The startup costs of medical marijuana dispensaries in New York are hefty. Companies pay $210,000 for the licensing registration. Once approved, they have 6 months to build out their facilities. Due to the currently imposed vertical structure, dispensaries have to grow all their weed, sell it, and do everything in between.

As a result, some of the medical marijuana dispensaries in New York State are the biggest lobbyists in the marijuana industry nationwide. According to campaign finance documents, six of the 10 companies that currently sell medical marijuana in New York State gave $155,510 to Governor Cuomo’s campaign between January 2017 and November 2018.
“Cuomo’s proposal, by giving a leg up to existing medical cannabis companies, we’re talking about industry giants like Acreage Holdings, Curaleaf, MedMen, these are companies that would get the mover and shaker advantage in New York,” said Alyson Martin, co-founder of the digital publication Cannabis Wire.

“There’s basically a mad dash by some larger companies to acquire as strong of a foothold as possible as states legalize and they’re spending hundreds of millions of dollars to do so,” said Martin.

Last year, the California-based MedMen opened a store and obtained a license on Manhattan’s Fifth Avenue for $26.5 million — that’s not including the price of the lease. MedMen CEO Andrew Modlin personally donated $25,000 to Governor Cuomo, giving an additional $65,000 through the MedMen Opportunity Fund.

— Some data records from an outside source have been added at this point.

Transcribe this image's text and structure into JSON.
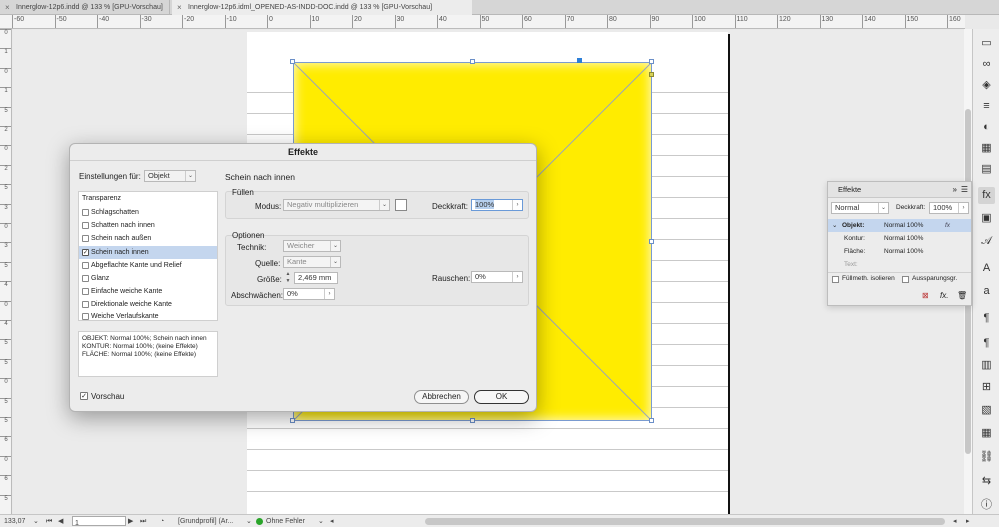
{
  "tabs": [
    {
      "label": "Innerglow-12p6.indd @ 133 % [GPU-Vorschau]",
      "close": "×"
    },
    {
      "label": "Innerglow-12p6.idml_OPENED-AS-INDD-DOC.indd @ 133 % [GPU-Vorschau]",
      "close": "×"
    }
  ],
  "ruler_h": [
    "-60",
    "-50",
    "-40",
    "-30",
    "-20",
    "-10",
    "0",
    "10",
    "20",
    "30",
    "40",
    "50",
    "60",
    "70",
    "80",
    "90",
    "100",
    "110",
    "120",
    "130",
    "140",
    "150",
    "160"
  ],
  "ruler_v": [
    "0",
    "1",
    "0",
    "1",
    "5",
    "2",
    "0",
    "2",
    "5",
    "3",
    "0",
    "3",
    "5",
    "4",
    "0",
    "4",
    "5",
    "5",
    "0",
    "5",
    "5",
    "6",
    "0",
    "6",
    "5"
  ],
  "dialog": {
    "title": "Effekte",
    "settings_for_label": "Einstellungen für:",
    "settings_for_value": "Objekt",
    "section_title": "Schein nach innen",
    "list_header": "Transparenz",
    "list": [
      {
        "label": "Schlagschatten",
        "checked": false
      },
      {
        "label": "Schatten nach innen",
        "checked": false
      },
      {
        "label": "Schein nach außen",
        "checked": false
      },
      {
        "label": "Schein nach innen",
        "checked": true
      },
      {
        "label": "Abgeflachte Kante und Relief",
        "checked": false
      },
      {
        "label": "Glanz",
        "checked": false
      },
      {
        "label": "Einfache weiche Kante",
        "checked": false
      },
      {
        "label": "Direktionale weiche Kante",
        "checked": false
      },
      {
        "label": "Weiche Verlaufskante",
        "checked": false
      }
    ],
    "summary": [
      "OBJEKT: Normal 100%; Schein nach innen",
      "KONTUR: Normal 100%; (keine Effekte)",
      "FLÄCHE: Normal 100%; (keine Effekte)"
    ],
    "fill_group": "Füllen",
    "mode_label": "Modus:",
    "mode_value": "Negativ multiplizieren",
    "opacity_label": "Deckkraft:",
    "opacity_value": "100%",
    "options_group": "Optionen",
    "technique_label": "Technik:",
    "technique_value": "Weicher",
    "source_label": "Quelle:",
    "source_value": "Kante",
    "size_label": "Größe:",
    "size_value": "2,469 mm",
    "choke_label": "Abschwächen:",
    "choke_value": "0%",
    "noise_label": "Rauschen:",
    "noise_value": "0%",
    "preview_label": "Vorschau",
    "preview_checked": true,
    "cancel_label": "Abbrechen",
    "ok_label": "OK"
  },
  "effects_panel": {
    "title": "Effekte",
    "blend_mode": "Normal",
    "opacity_label": "Deckkraft:",
    "opacity_value": "100%",
    "rows": [
      {
        "name": "Objekt:",
        "value": "Normal 100%",
        "fx": "fx"
      },
      {
        "name": "Kontur:",
        "value": "Normal 100%"
      },
      {
        "name": "Fläche:",
        "value": "Normal 100%"
      },
      {
        "name": "Text:",
        "value": ""
      }
    ],
    "isolate_label": "Füllmeth. isolieren",
    "knockout_label": "Aussparungsgr."
  },
  "status": {
    "zoom": "133,07",
    "page": "1",
    "profile": "[Grundprofil] (Ar...",
    "errors": "Ohne Fehler",
    "accent_ok": "#2aa52a"
  },
  "colors": {
    "frame_fill": "#ffec00",
    "selection": "#c4d6ee"
  }
}
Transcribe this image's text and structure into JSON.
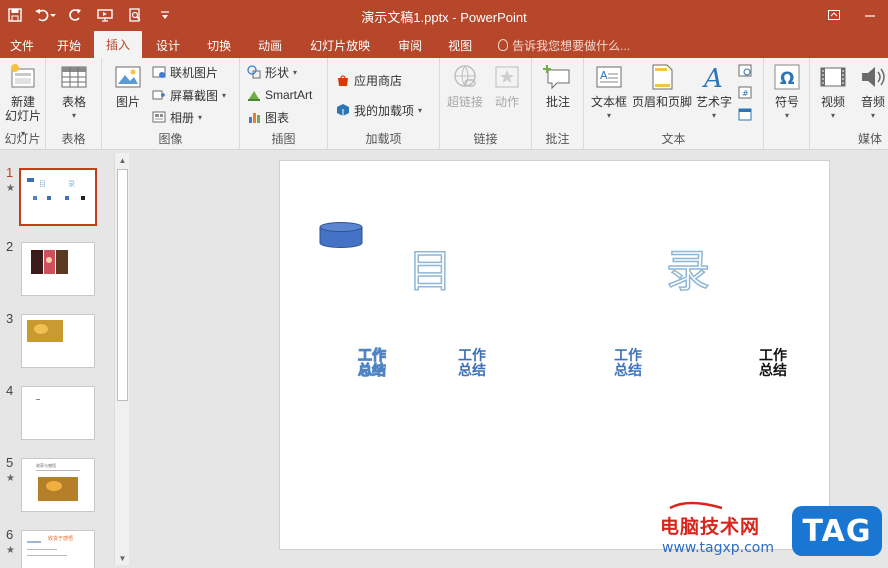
{
  "window": {
    "title": "演示文稿1.pptx - PowerPoint"
  },
  "tabs": [
    {
      "label": "文件"
    },
    {
      "label": "开始"
    },
    {
      "label": "插入",
      "active": true
    },
    {
      "label": "设计"
    },
    {
      "label": "切换"
    },
    {
      "label": "动画"
    },
    {
      "label": "幻灯片放映"
    },
    {
      "label": "审阅"
    },
    {
      "label": "视图"
    }
  ],
  "tellme": {
    "text": "告诉我您想要做什么..."
  },
  "ribbon": {
    "slides_group": {
      "label": "幻灯片",
      "new_slide": "新建",
      "new_slide2": "幻灯片"
    },
    "table_group": {
      "label": "表格",
      "table": "表格"
    },
    "images_group": {
      "label": "图像",
      "picture": "图片",
      "online_picture": "联机图片",
      "screenshot": "屏幕截图",
      "album": "相册"
    },
    "illustrations_group": {
      "label": "插图",
      "shapes": "形状",
      "smartart": "SmartArt",
      "chart": "图表"
    },
    "addins_group": {
      "label": "加载项",
      "store": "应用商店",
      "my_addins": "我的加载项"
    },
    "links_group": {
      "label": "链接",
      "hyperlink": "超链接",
      "action": "动作"
    },
    "comments_group": {
      "label": "批注",
      "comment": "批注"
    },
    "text_group": {
      "label": "文本",
      "textbox": "文本框",
      "header_footer": "页眉和页脚",
      "wordart": "艺术字"
    },
    "symbols_group": {
      "label": "符号",
      "symbol": "符号"
    },
    "media_group": {
      "label": "媒体",
      "video": "视频",
      "audio": "音频"
    }
  },
  "slides": [
    {
      "num": "1",
      "star": "★",
      "active": true,
      "thumb_text": "目 录"
    },
    {
      "num": "2",
      "star": ""
    },
    {
      "num": "3",
      "star": ""
    },
    {
      "num": "4",
      "star": ""
    },
    {
      "num": "5",
      "star": "★",
      "thumb_text": "收获与感悟"
    },
    {
      "num": "6",
      "star": "★",
      "thumb_text": "收货于感悟"
    }
  ],
  "slide_content": {
    "char1": "目",
    "char2": "录",
    "items": [
      {
        "line1": "工作",
        "line2": "总结"
      },
      {
        "line1": "工作",
        "line2": "总结"
      },
      {
        "line1": "工作",
        "line2": "总结"
      },
      {
        "line1": "工作",
        "line2": "总结"
      }
    ]
  },
  "watermark": {
    "text": "电脑技术网",
    "url": "www.tagxp.com",
    "badge": "TAG"
  },
  "colors": {
    "brand": "#b7472a",
    "ribbon_bg": "#f3f3f3",
    "active_slide_border": "#c43e1c"
  }
}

Despite the support for legalization, time is running out for both Cuomo’s proposal and the bill to loosen restrictions on medical cannabis in New York, as the state legislative session ends in June.

“We want medical marijuana to get to genuinely sick people, not use the system as a backdoor for commercialization because advocates don’t have the votes for legalization,” Dr. Kevin Sabet, an opponent of legalization and the president of Smart Approaches to Marijuana said. “This tactic on the part of Big Marijuana’s backers in the legislature is further proof, this is about industry profits, not helping people.”